Tuesday, December 22, 2015

All By Herself, Cont'd

Now that I had a person of interest and a dark reference, I could begin to apply some elbow grease on this painting in earnest.



Before I rolled up my sleeves, again I sought comments from my friends.

"no emotional content"

"painting had no drama"

"where is everybody, you have all these tables and there should be more people congregating"

At this point I had to clarify my story.

Granted the painting was motivated by lines and circles; geometric forms.  This painting however was also inspired by the light, the back lit light to be precise.    Since the painting was far from being completed at this point, I asked for their indulgence for later versions.

As for lack of  a crowd despite all the tables I think I misled my friends somehow.  The people behind the tables were the workers setting up and not patrons.  The assumption that I was trying to portray a huge party because of all the tables were not correct.  In fact I deliberately painted the lady as the lone person on that pier. 

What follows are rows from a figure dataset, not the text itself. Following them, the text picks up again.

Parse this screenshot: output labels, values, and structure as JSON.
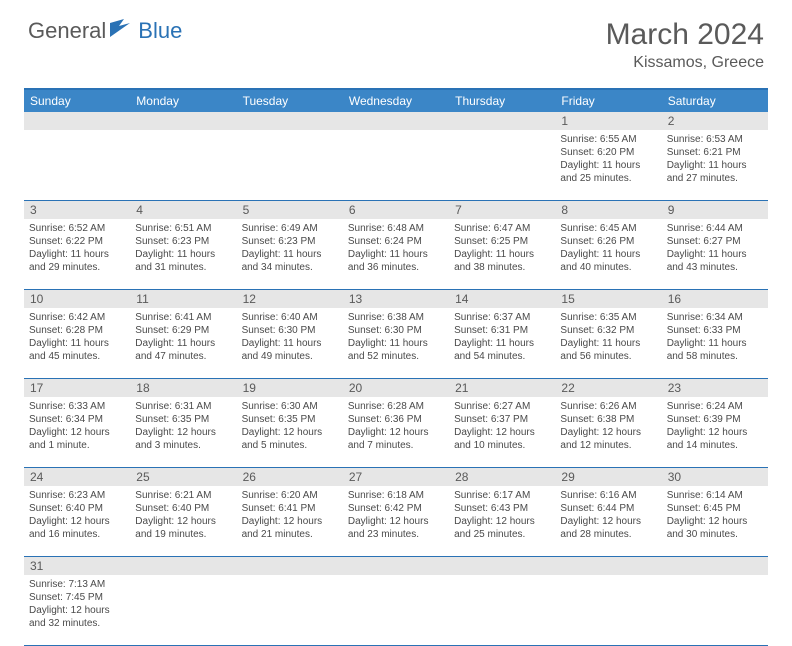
{
  "brand": {
    "part1": "General",
    "part2": "Blue"
  },
  "title": "March 2024",
  "location": "Kissamos, Greece",
  "colors": {
    "header_bg": "#3b86c7",
    "header_text": "#ffffff",
    "border": "#2a72b5",
    "daynum_bg": "#e6e6e6",
    "text": "#4a4a4a",
    "title": "#5a5a5a"
  },
  "weekdays": [
    "Sunday",
    "Monday",
    "Tuesday",
    "Wednesday",
    "Thursday",
    "Friday",
    "Saturday"
  ],
  "weeks": [
    [
      {
        "num": "",
        "sunrise": "",
        "sunset": "",
        "daylight": ""
      },
      {
        "num": "",
        "sunrise": "",
        "sunset": "",
        "daylight": ""
      },
      {
        "num": "",
        "sunrise": "",
        "sunset": "",
        "daylight": ""
      },
      {
        "num": "",
        "sunrise": "",
        "sunset": "",
        "daylight": ""
      },
      {
        "num": "",
        "sunrise": "",
        "sunset": "",
        "daylight": ""
      },
      {
        "num": "1",
        "sunrise": "Sunrise: 6:55 AM",
        "sunset": "Sunset: 6:20 PM",
        "daylight": "Daylight: 11 hours and 25 minutes."
      },
      {
        "num": "2",
        "sunrise": "Sunrise: 6:53 AM",
        "sunset": "Sunset: 6:21 PM",
        "daylight": "Daylight: 11 hours and 27 minutes."
      }
    ],
    [
      {
        "num": "3",
        "sunrise": "Sunrise: 6:52 AM",
        "sunset": "Sunset: 6:22 PM",
        "daylight": "Daylight: 11 hours and 29 minutes."
      },
      {
        "num": "4",
        "sunrise": "Sunrise: 6:51 AM",
        "sunset": "Sunset: 6:23 PM",
        "daylight": "Daylight: 11 hours and 31 minutes."
      },
      {
        "num": "5",
        "sunrise": "Sunrise: 6:49 AM",
        "sunset": "Sunset: 6:23 PM",
        "daylight": "Daylight: 11 hours and 34 minutes."
      },
      {
        "num": "6",
        "sunrise": "Sunrise: 6:48 AM",
        "sunset": "Sunset: 6:24 PM",
        "daylight": "Daylight: 11 hours and 36 minutes."
      },
      {
        "num": "7",
        "sunrise": "Sunrise: 6:47 AM",
        "sunset": "Sunset: 6:25 PM",
        "daylight": "Daylight: 11 hours and 38 minutes."
      },
      {
        "num": "8",
        "sunrise": "Sunrise: 6:45 AM",
        "sunset": "Sunset: 6:26 PM",
        "daylight": "Daylight: 11 hours and 40 minutes."
      },
      {
        "num": "9",
        "sunrise": "Sunrise: 6:44 AM",
        "sunset": "Sunset: 6:27 PM",
        "daylight": "Daylight: 11 hours and 43 minutes."
      }
    ],
    [
      {
        "num": "10",
        "sunrise": "Sunrise: 6:42 AM",
        "sunset": "Sunset: 6:28 PM",
        "daylight": "Daylight: 11 hours and 45 minutes."
      },
      {
        "num": "11",
        "sunrise": "Sunrise: 6:41 AM",
        "sunset": "Sunset: 6:29 PM",
        "daylight": "Daylight: 11 hours and 47 minutes."
      },
      {
        "num": "12",
        "sunrise": "Sunrise: 6:40 AM",
        "sunset": "Sunset: 6:30 PM",
        "daylight": "Daylight: 11 hours and 49 minutes."
      },
      {
        "num": "13",
        "sunrise": "Sunrise: 6:38 AM",
        "sunset": "Sunset: 6:30 PM",
        "daylight": "Daylight: 11 hours and 52 minutes."
      },
      {
        "num": "14",
        "sunrise": "Sunrise: 6:37 AM",
        "sunset": "Sunset: 6:31 PM",
        "daylight": "Daylight: 11 hours and 54 minutes."
      },
      {
        "num": "15",
        "sunrise": "Sunrise: 6:35 AM",
        "sunset": "Sunset: 6:32 PM",
        "daylight": "Daylight: 11 hours and 56 minutes."
      },
      {
        "num": "16",
        "sunrise": "Sunrise: 6:34 AM",
        "sunset": "Sunset: 6:33 PM",
        "daylight": "Daylight: 11 hours and 58 minutes."
      }
    ],
    [
      {
        "num": "17",
        "sunrise": "Sunrise: 6:33 AM",
        "sunset": "Sunset: 6:34 PM",
        "daylight": "Daylight: 12 hours and 1 minute."
      },
      {
        "num": "18",
        "sunrise": "Sunrise: 6:31 AM",
        "sunset": "Sunset: 6:35 PM",
        "daylight": "Daylight: 12 hours and 3 minutes."
      },
      {
        "num": "19",
        "sunrise": "Sunrise: 6:30 AM",
        "sunset": "Sunset: 6:35 PM",
        "daylight": "Daylight: 12 hours and 5 minutes."
      },
      {
        "num": "20",
        "sunrise": "Sunrise: 6:28 AM",
        "sunset": "Sunset: 6:36 PM",
        "daylight": "Daylight: 12 hours and 7 minutes."
      },
      {
        "num": "21",
        "sunrise": "Sunrise: 6:27 AM",
        "sunset": "Sunset: 6:37 PM",
        "daylight": "Daylight: 12 hours and 10 minutes."
      },
      {
        "num": "22",
        "sunrise": "Sunrise: 6:26 AM",
        "sunset": "Sunset: 6:38 PM",
        "daylight": "Daylight: 12 hours and 12 minutes."
      },
      {
        "num": "23",
        "sunrise": "Sunrise: 6:24 AM",
        "sunset": "Sunset: 6:39 PM",
        "daylight": "Daylight: 12 hours and 14 minutes."
      }
    ],
    [
      {
        "num": "24",
        "sunrise": "Sunrise: 6:23 AM",
        "sunset": "Sunset: 6:40 PM",
        "daylight": "Daylight: 12 hours and 16 minutes."
      },
      {
        "num": "25",
        "sunrise": "Sunrise: 6:21 AM",
        "sunset": "Sunset: 6:40 PM",
        "daylight": "Daylight: 12 hours and 19 minutes."
      },
      {
        "num": "26",
        "sunrise": "Sunrise: 6:20 AM",
        "sunset": "Sunset: 6:41 PM",
        "daylight": "Daylight: 12 hours and 21 minutes."
      },
      {
        "num": "27",
        "sunrise": "Sunrise: 6:18 AM",
        "sunset": "Sunset: 6:42 PM",
        "daylight": "Daylight: 12 hours and 23 minutes."
      },
      {
        "num": "28",
        "sunrise": "Sunrise: 6:17 AM",
        "sunset": "Sunset: 6:43 PM",
        "daylight": "Daylight: 12 hours and 25 minutes."
      },
      {
        "num": "29",
        "sunrise": "Sunrise: 6:16 AM",
        "sunset": "Sunset: 6:44 PM",
        "daylight": "Daylight: 12 hours and 28 minutes."
      },
      {
        "num": "30",
        "sunrise": "Sunrise: 6:14 AM",
        "sunset": "Sunset: 6:45 PM",
        "daylight": "Daylight: 12 hours and 30 minutes."
      }
    ],
    [
      {
        "num": "31",
        "sunrise": "Sunrise: 7:13 AM",
        "sunset": "Sunset: 7:45 PM",
        "daylight": "Daylight: 12 hours and 32 minutes."
      },
      {
        "num": "",
        "sunrise": "",
        "sunset": "",
        "daylight": ""
      },
      {
        "num": "",
        "sunrise": "",
        "sunset": "",
        "daylight": ""
      },
      {
        "num": "",
        "sunrise": "",
        "sunset": "",
        "daylight": ""
      },
      {
        "num": "",
        "sunrise": "",
        "sunset": "",
        "daylight": ""
      },
      {
        "num": "",
        "sunrise": "",
        "sunset": "",
        "daylight": ""
      },
      {
        "num": "",
        "sunrise": "",
        "sunset": "",
        "daylight": ""
      }
    ]
  ]
}
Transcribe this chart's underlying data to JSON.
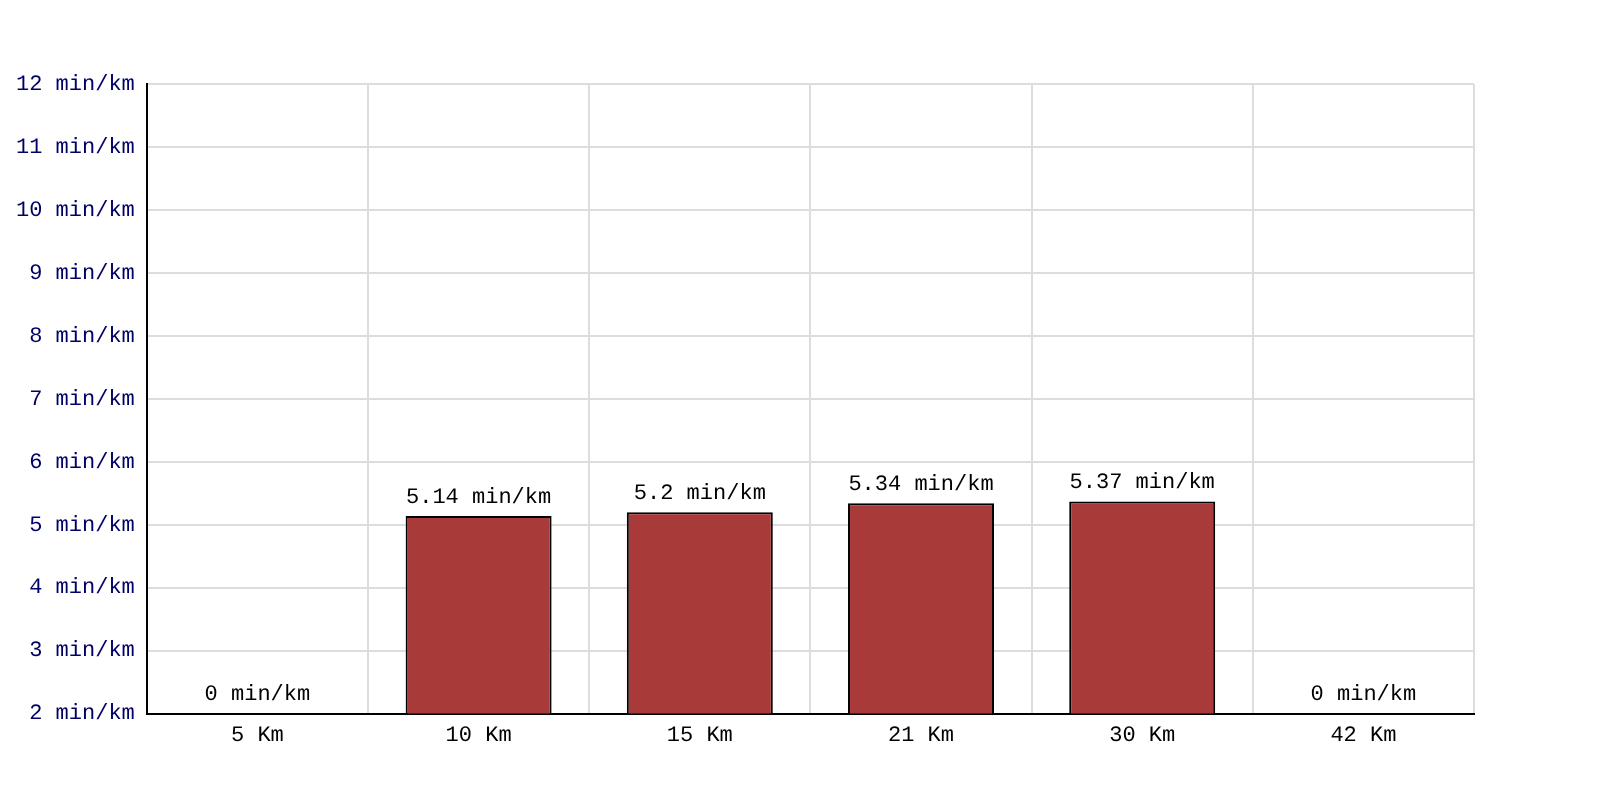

I wanted to contrast the solitary lady with the multitude of  tables.  I was trying to create an air of abandonment.  Not a celebratory event.   A single lady walking past all these empty tables and the pathos is amplified by the low setting sun, hinting moments are fleeing and time waits for no one.

I suppose I could paint in the crowd, having each person wearing a different posture to animate a happening open air restaurant, but that would be too much work.  But seriously, I subscribe to the notion that tragedy beats comedy any day, anytime.  Tearjerkers tear our hearts out and linger a lot longer than any joyous occasion. 

Perhaps this is just how my psyche works.  This is how my drama works.

I worked on the details of the utensils  on the tables.  Here we had inverted water glasses, bowls, chopsticks et cetera.  I was trying to find a way to demonstrate the transparency of the water glass, along with the refraction of light from the water glass wall and bottom.   I agree this part was more like drawing than Chinese brush, so it was especially challenging to try to do that with a brush.  Thank goodness for the semi-sized Xuan or I would not have the control that I needed. 

What I settled on was the lessons I learned from painting water and mist.  Allow the occupied areas to show the void spaces.  I made it a personal goal to be able to show whether a water glass was placed in front of a bowl, or behind it.   I know I was being frivolous perhaps by paying too much detail to the minute details but I just wanted to challenge myself.

I also wanted to paint the appearance of the plastic table tarps as being translucent.


I did all that at the risk, and the expense of making the painting too much like photography and not enough as a painting.  But I loved every minute of it. This exercise really spoke to the obsessive side of my personality.  I could also argue that this is what reading a painting meant.   There are stories to be told by each brushstroke, and no details are too minute.